Je n’ai vu qu’un instant les pays beaux et clairs,
Sorrente, qui descend, fasciné par la mer,
Tarente, délaissé, qui fixe d’un œil vague
Le silence entassé entre l’air et les vagues ;
Salerne, au cœur d’ébène, au front blanc et salé,
Où la chaleur palpite ainsi qu’un peuple ailé ;
Amalfi, où j’ai vu de pourpres funérailles
Qu’accompagnaient des jeux, des danses et des chants,
Surprises tout à coup, sous le soleil couchant.
Par les parfums, croisés ainsi que des broussailles…
Foggia, ravagé de soleil, étonné
De luire en moisissant comme un lys piétiné ;
Pompéi, pavoisé de murs peints qui s’écaillent ;
Paestum qu’on sent toujours visité par les dieux,
Où le souffle marin tord l’églantier fragile,
Où, le soir, on entend dans l’herbage fiévreux
Ce long hennissement qui montrait à Virgile,
Ebloui par son rêve immense et ténébreux,
Apollon consolant les noirs chevaux d’Achille…

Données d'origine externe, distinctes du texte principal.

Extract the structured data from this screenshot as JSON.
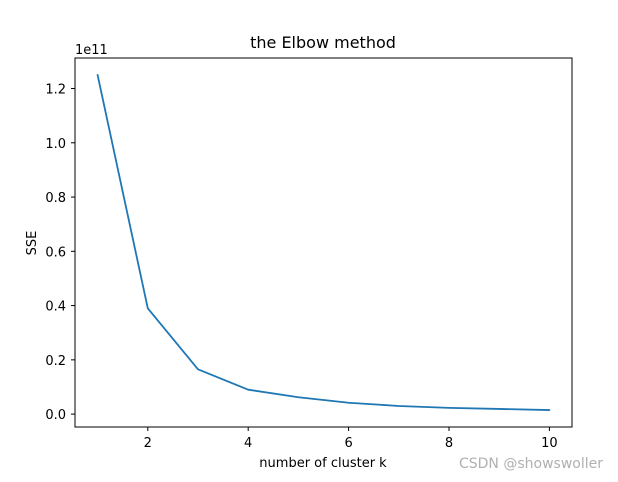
{
  "chart_data": {
    "type": "line",
    "title": "the Elbow method",
    "xlabel": "number of cluster k",
    "ylabel": "SSE",
    "y_offset_text": "1e11",
    "x": [
      1,
      2,
      3,
      4,
      5,
      6,
      7,
      8,
      9,
      10
    ],
    "series": [
      {
        "values": [
          1.25,
          0.39,
          0.165,
          0.09,
          0.062,
          0.042,
          0.03,
          0.023,
          0.019,
          0.015
        ],
        "color": "#1f77b4"
      }
    ],
    "xlim": [
      0.55,
      10.45
    ],
    "ylim": [
      -0.0475,
      1.3125
    ],
    "xticks": [
      2,
      4,
      6,
      8,
      10
    ],
    "yticks": [
      0.0,
      0.2,
      0.4,
      0.6,
      0.8,
      1.0,
      1.2
    ],
    "xtick_labels": [
      "2",
      "4",
      "6",
      "8",
      "10"
    ],
    "ytick_labels": [
      "0.0",
      "0.2",
      "0.4",
      "0.6",
      "0.8",
      "1.0",
      "1.2"
    ],
    "grid": false,
    "legend": "none"
  },
  "watermark": "CSDN @showswoller"
}
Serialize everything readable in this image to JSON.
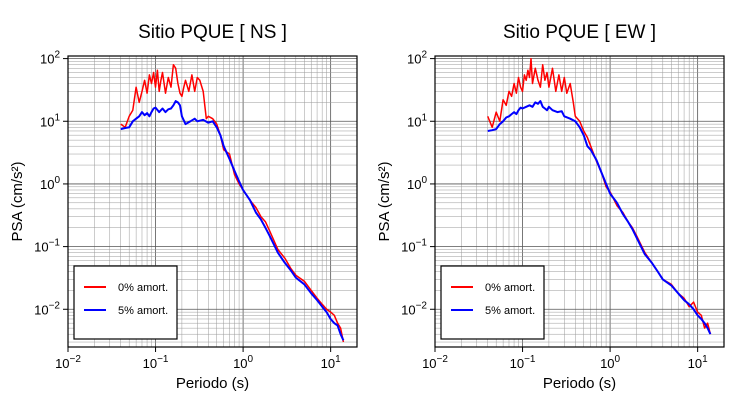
{
  "chart_data": [
    {
      "type": "line",
      "title": "Sitio PQUE [ NS ]",
      "xlabel": "Periodo (s)",
      "ylabel": "PSA (cm/s²)",
      "xscale": "log",
      "yscale": "log",
      "xlim": [
        0.01,
        20
      ],
      "ylim": [
        0.0025,
        110
      ],
      "grid": true,
      "legend_position": "bottom-left",
      "x_ticks": [
        {
          "value": 0.01,
          "b": "10",
          "e": "−2"
        },
        {
          "value": 0.1,
          "b": "10",
          "e": "−1"
        },
        {
          "value": 1,
          "b": "10",
          "e": "0"
        },
        {
          "value": 10,
          "b": "10",
          "e": "1"
        }
      ],
      "y_ticks": [
        {
          "value": 0.01,
          "b": "10",
          "e": "−2"
        },
        {
          "value": 0.1,
          "b": "10",
          "e": "−1"
        },
        {
          "value": 1,
          "b": "10",
          "e": "0"
        },
        {
          "value": 10,
          "b": "10",
          "e": "1"
        },
        {
          "value": 100,
          "b": "10",
          "e": "2"
        }
      ],
      "series": [
        {
          "name": "0% amort.",
          "color": "#ff0000",
          "x": [
            0.04,
            0.045,
            0.05,
            0.055,
            0.06,
            0.065,
            0.07,
            0.075,
            0.08,
            0.085,
            0.09,
            0.095,
            0.1,
            0.105,
            0.11,
            0.115,
            0.12,
            0.13,
            0.14,
            0.15,
            0.16,
            0.17,
            0.18,
            0.19,
            0.2,
            0.21,
            0.22,
            0.24,
            0.26,
            0.28,
            0.3,
            0.32,
            0.35,
            0.38,
            0.4,
            0.45,
            0.5,
            0.55,
            0.6,
            0.7,
            0.8,
            0.9,
            1.0,
            1.2,
            1.4,
            1.6,
            1.8,
            2.0,
            2.5,
            3.0,
            3.5,
            4.0,
            5.0,
            6.0,
            7.0,
            8.0,
            9.0,
            10.0,
            11.0,
            12.0,
            13.0,
            14.0
          ],
          "y": [
            9.0,
            8.0,
            12.0,
            15.0,
            35.0,
            20.0,
            30.0,
            45.0,
            28.0,
            55.0,
            40.0,
            60.0,
            35.0,
            65.0,
            30.0,
            45.0,
            60.0,
            28.0,
            50.0,
            35.0,
            80.0,
            70.0,
            40.0,
            28.0,
            25.0,
            35.0,
            45.0,
            30.0,
            55.0,
            30.0,
            50.0,
            45.0,
            30.0,
            11.0,
            12.0,
            11.0,
            9.0,
            6.0,
            3.5,
            3.0,
            1.4,
            1.0,
            0.8,
            0.55,
            0.42,
            0.3,
            0.25,
            0.18,
            0.09,
            0.065,
            0.045,
            0.035,
            0.028,
            0.02,
            0.015,
            0.012,
            0.01,
            0.009,
            0.008,
            0.006,
            0.005,
            0.003
          ]
        },
        {
          "name": "5% amort.",
          "color": "#0000ff",
          "x": [
            0.04,
            0.045,
            0.05,
            0.055,
            0.06,
            0.065,
            0.07,
            0.075,
            0.08,
            0.085,
            0.09,
            0.095,
            0.1,
            0.11,
            0.12,
            0.13,
            0.14,
            0.15,
            0.16,
            0.17,
            0.18,
            0.19,
            0.2,
            0.22,
            0.25,
            0.28,
            0.3,
            0.35,
            0.4,
            0.45,
            0.5,
            0.55,
            0.6,
            0.7,
            0.8,
            0.9,
            1.0,
            1.2,
            1.4,
            1.6,
            1.8,
            2.0,
            2.5,
            3.0,
            3.5,
            4.0,
            5.0,
            6.0,
            7.0,
            8.0,
            9.0,
            10.0,
            11.0,
            12.0,
            13.0,
            14.0
          ],
          "y": [
            7.5,
            7.8,
            8.0,
            10.0,
            11.0,
            12.0,
            14.0,
            12.5,
            13.5,
            12.0,
            14.0,
            16.0,
            16.5,
            14.0,
            16.0,
            14.0,
            15.5,
            16.0,
            18.0,
            21.0,
            20.0,
            18.0,
            12.0,
            9.0,
            10.0,
            11.0,
            10.0,
            10.5,
            9.5,
            10.0,
            8.0,
            6.0,
            4.0,
            2.5,
            1.6,
            1.1,
            0.8,
            0.55,
            0.35,
            0.27,
            0.2,
            0.15,
            0.08,
            0.055,
            0.042,
            0.032,
            0.025,
            0.018,
            0.014,
            0.011,
            0.009,
            0.007,
            0.006,
            0.0055,
            0.004,
            0.0032
          ]
        }
      ]
    },
    {
      "type": "line",
      "title": "Sitio PQUE [ EW ]",
      "xlabel": "Periodo (s)",
      "ylabel": "PSA (cm/s²)",
      "xscale": "log",
      "yscale": "log",
      "xlim": [
        0.01,
        20
      ],
      "ylim": [
        0.0025,
        110
      ],
      "grid": true,
      "legend_position": "bottom-left",
      "x_ticks": [
        {
          "value": 0.01,
          "b": "10",
          "e": "−2"
        },
        {
          "value": 0.1,
          "b": "10",
          "e": "−1"
        },
        {
          "value": 1,
          "b": "10",
          "e": "0"
        },
        {
          "value": 10,
          "b": "10",
          "e": "1"
        }
      ],
      "y_ticks": [
        {
          "value": 0.01,
          "b": "10",
          "e": "−2"
        },
        {
          "value": 0.1,
          "b": "10",
          "e": "−1"
        },
        {
          "value": 1,
          "b": "10",
          "e": "0"
        },
        {
          "value": 10,
          "b": "10",
          "e": "1"
        },
        {
          "value": 100,
          "b": "10",
          "e": "2"
        }
      ],
      "series": [
        {
          "name": "0% amort.",
          "color": "#ff0000",
          "x": [
            0.04,
            0.045,
            0.05,
            0.055,
            0.06,
            0.065,
            0.07,
            0.075,
            0.08,
            0.085,
            0.09,
            0.095,
            0.1,
            0.105,
            0.11,
            0.115,
            0.12,
            0.125,
            0.13,
            0.14,
            0.15,
            0.16,
            0.17,
            0.18,
            0.19,
            0.2,
            0.22,
            0.24,
            0.26,
            0.28,
            0.3,
            0.32,
            0.35,
            0.38,
            0.4,
            0.45,
            0.5,
            0.55,
            0.6,
            0.7,
            0.8,
            0.9,
            1.0,
            1.2,
            1.4,
            1.6,
            1.8,
            2.0,
            2.5,
            3.0,
            3.5,
            4.0,
            5.0,
            6.0,
            7.0,
            8.0,
            9.0,
            10.0,
            11.0,
            12.0,
            13.0,
            14.0
          ],
          "y": [
            12.0,
            8.0,
            14.0,
            10.0,
            22.0,
            18.0,
            30.0,
            25.0,
            40.0,
            28.0,
            50.0,
            35.0,
            30.0,
            55.0,
            45.0,
            65.0,
            50.0,
            100.0,
            40.0,
            70.0,
            45.0,
            35.0,
            80.0,
            45.0,
            60.0,
            35.0,
            70.0,
            30.0,
            55.0,
            30.0,
            50.0,
            28.0,
            40.0,
            20.0,
            12.0,
            10.0,
            7.0,
            5.5,
            4.0,
            2.3,
            1.5,
            0.9,
            0.75,
            0.45,
            0.35,
            0.25,
            0.2,
            0.15,
            0.08,
            0.055,
            0.04,
            0.03,
            0.025,
            0.018,
            0.015,
            0.011,
            0.013,
            0.009,
            0.008,
            0.005,
            0.006,
            0.004
          ]
        },
        {
          "name": "5% amort.",
          "color": "#0000ff",
          "x": [
            0.04,
            0.045,
            0.05,
            0.055,
            0.06,
            0.065,
            0.07,
            0.075,
            0.08,
            0.085,
            0.09,
            0.095,
            0.1,
            0.11,
            0.12,
            0.13,
            0.14,
            0.15,
            0.16,
            0.17,
            0.18,
            0.19,
            0.2,
            0.22,
            0.25,
            0.28,
            0.3,
            0.35,
            0.4,
            0.45,
            0.5,
            0.55,
            0.6,
            0.7,
            0.8,
            0.9,
            1.0,
            1.2,
            1.4,
            1.6,
            1.8,
            2.0,
            2.5,
            3.0,
            3.5,
            4.0,
            5.0,
            6.0,
            7.0,
            8.0,
            9.0,
            10.0,
            11.0,
            12.0,
            13.0,
            14.0
          ],
          "y": [
            7.0,
            7.2,
            7.5,
            9.0,
            10.0,
            11.5,
            12.0,
            13.0,
            14.0,
            13.0,
            15.0,
            16.5,
            16.0,
            17.0,
            18.0,
            17.0,
            20.0,
            19.0,
            21.0,
            17.0,
            16.0,
            15.0,
            17.0,
            15.0,
            14.0,
            14.5,
            12.0,
            11.0,
            10.0,
            8.0,
            6.0,
            4.0,
            3.5,
            2.4,
            1.5,
            1.0,
            0.7,
            0.5,
            0.33,
            0.25,
            0.19,
            0.14,
            0.075,
            0.055,
            0.04,
            0.03,
            0.024,
            0.018,
            0.014,
            0.012,
            0.01,
            0.008,
            0.007,
            0.006,
            0.005,
            0.004
          ]
        }
      ]
    }
  ]
}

— Ces rivages de marbre embrassés par les flots,
Où les mânes des Grecs ensevelis m’attirent.
Je ne les ai connus que comme un matelot
Voit glisser l’étendue au bord de son navire ;
Ce n’était pas mon sort, ce n’était pas mon lot
D’habiter ces doux lieux où la sirène expire
Dans un sursaut d’azur, d’écume et de sanglot !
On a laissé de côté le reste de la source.